Non c’è dubbio che il cinema può assolvere anche un’importante compito morale: il fastidio che proviamo verso qualche tipo di disabilità, può essere oggetto, nel corso di una visione cinematografica, di un’analisi e una rielaborazione, mostrandoci le strategie con le quali cerchiamo di fuggire la diversità e le ragioni per le quali un disabile ci inquieta. Tramite la sua potenza narrativa e i meccanismi dell’identificazione, il cinema ci “obbliga” a entrare nei panni dell’altro e a coglierne le motivazioni umane e soggettive, a cogliere le risorse morali che si annidano in persone poco efficienti, certamente fuori dai canoni estetici televisivi, e cinematografici. Sotto questo profilo è possibile distinguere due tipologie fondamentali. Da un lato le produzioni hollywoodiane che utilizzano attori famosi per evidenziare la disabilità in un contesto narrativo: il grande attore dimostra come e quanto è bravo a interpretare il ruolo di un disabile in una cornice narrativa che lo vede comunque protagonista al centro di ogni scena. Si possono ricordare a questo riguardo film e performance straordinarie, come quella di John Hurt in ELEPHANT MAN (1980) di D. Lynch, nei panni di John Merrick (freak ottocentesco); di Dustin Hoffman in RAIN MAN (1988) di B. Levinson, nei panni di Raymond Babbit, un genio matematico autistico; Daniel Day- Lewis ispirato interprete del pittore e scrittore paraplegico Christy Brown in IL MIO PIEDE SINISTRO (1989) di J. Sheridan. O come non restare affascinati dalla bravura Leonardo di Caprio in BUON COMPLEANNO MR.GRAPE (1993) di L.Hallstrom, di Tom Hanks in FORREST GUMP (1994) di R. Zemeckis, di Sean Penn nel ruolo di Sam Dawson, disabile con il quoziente d’intelligenza di un bambino in MI CHIAMO SAM (2001) di J. Nelson? Una citazione particolare voglio porla anche ad un nostro attore italiano Giancarlo Giannini interprete di un Down cinquantenne, Eugenio, che lavora in un centro traumatologico, dove aiuta i malati nelle terapie di recupero in TI VOGLIO BENE EUGENIO (2002), di Francesco Josè Fernandez.
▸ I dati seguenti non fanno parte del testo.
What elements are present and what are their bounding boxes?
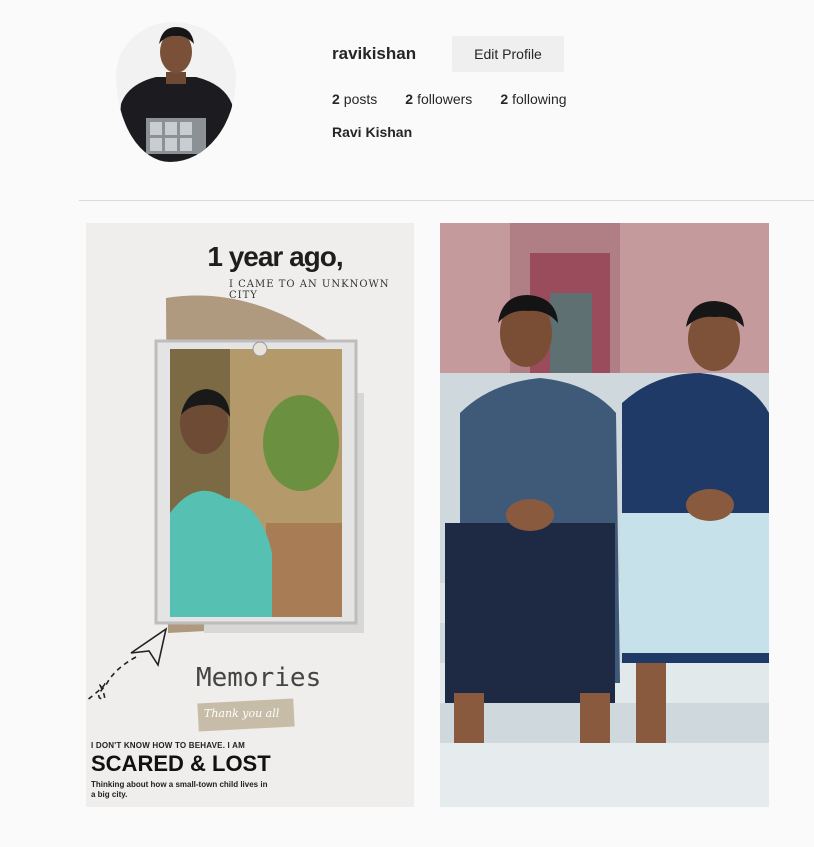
post-caption: Thinking about how a small-town child li…	[91, 780, 268, 799]
profile-stats: 2 posts 2 followers 2 following	[332, 91, 567, 107]
post-thumbnail[interactable]: 1 year ago, I CAME TO AN UNKNOWN CITY Me…	[86, 223, 414, 807]
post-photo	[440, 223, 769, 807]
post-subheadline: I CAME TO AN UNKNOWN CITY	[229, 279, 390, 301]
profile-avatar[interactable]	[116, 22, 236, 162]
following-stat[interactable]: 2 following	[500, 91, 566, 107]
posts-stat: 2 posts	[332, 91, 377, 107]
following-label: following	[512, 91, 567, 107]
followers-stat[interactable]: 2 followers	[405, 91, 472, 107]
following-count: 2	[500, 91, 509, 107]
post-memories-text: Memories	[196, 663, 322, 693]
followers-count: 2	[405, 91, 414, 107]
followers-label: followers	[417, 91, 473, 107]
posts-count: 2	[332, 91, 340, 107]
post-headline: 1 year ago,	[207, 241, 343, 272]
post-thank-you-text: Thank you all	[204, 707, 280, 720]
profile-divider	[79, 200, 814, 201]
post-thumbnail[interactable]	[440, 223, 769, 807]
post-big-text: SCARED & LOST	[91, 751, 271, 776]
avatar-photo	[116, 22, 236, 162]
post-small-text: I DON'T KNOW HOW TO BEHAVE. I AM	[91, 741, 245, 750]
profile-username: ravikishan	[332, 44, 417, 63]
edit-profile-button[interactable]: Edit Profile	[452, 36, 564, 72]
posts-label: posts	[343, 91, 378, 107]
profile-full-name: Ravi Kishan	[332, 124, 413, 140]
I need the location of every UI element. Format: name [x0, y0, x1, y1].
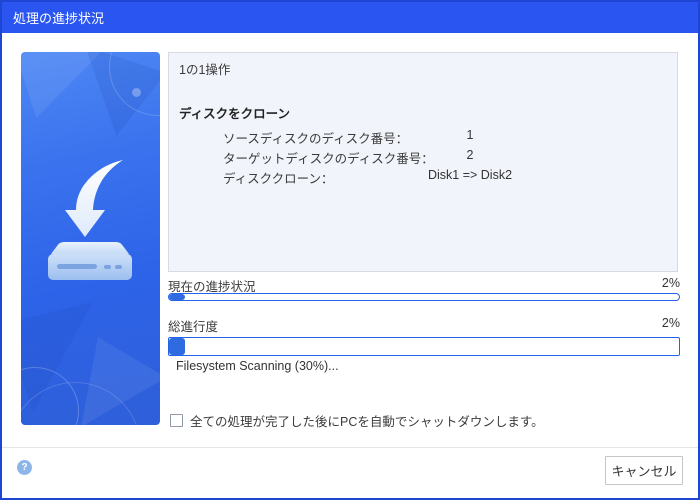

Ci sono dei registi che mostrano tutto il loro coraggio, portando in scena accanto volti noti al pubblico, disabili veri che interpretano se stessi, sempre però all’interno di set cinematografico. Ricordiamo GABI UNA STORIA VERA (1987) di L. Mandoki, allo straordinario L’OTTAVO GIORNO (1996) di P. Van Dormael, dove il Down Pascale Duquenne interpreta il personaggio di George, ragazzo buono e generoso che redime il manager in carriera Harry (D. Auteil). Un discorso a parte merita il capolavoro LE CHIAVI DI CASA (2004) di G. Amelio, libera trasposizione del romanzo di G. Pontiggia “Nati due volte” (2000). Il regista ha scelto il paraplegico Andrea Rossi per interpretare il ruolo di Paolo, cambiando la sceneggiatura e valorizzando vivacità del ragazzo nelle sue improvvisazioni sul set. Non l’attore che deve “entrare” nel film, ma è il film che umilmente si piega al talento dell’interprete.
A cura di Iosemilly De Peri Piovani.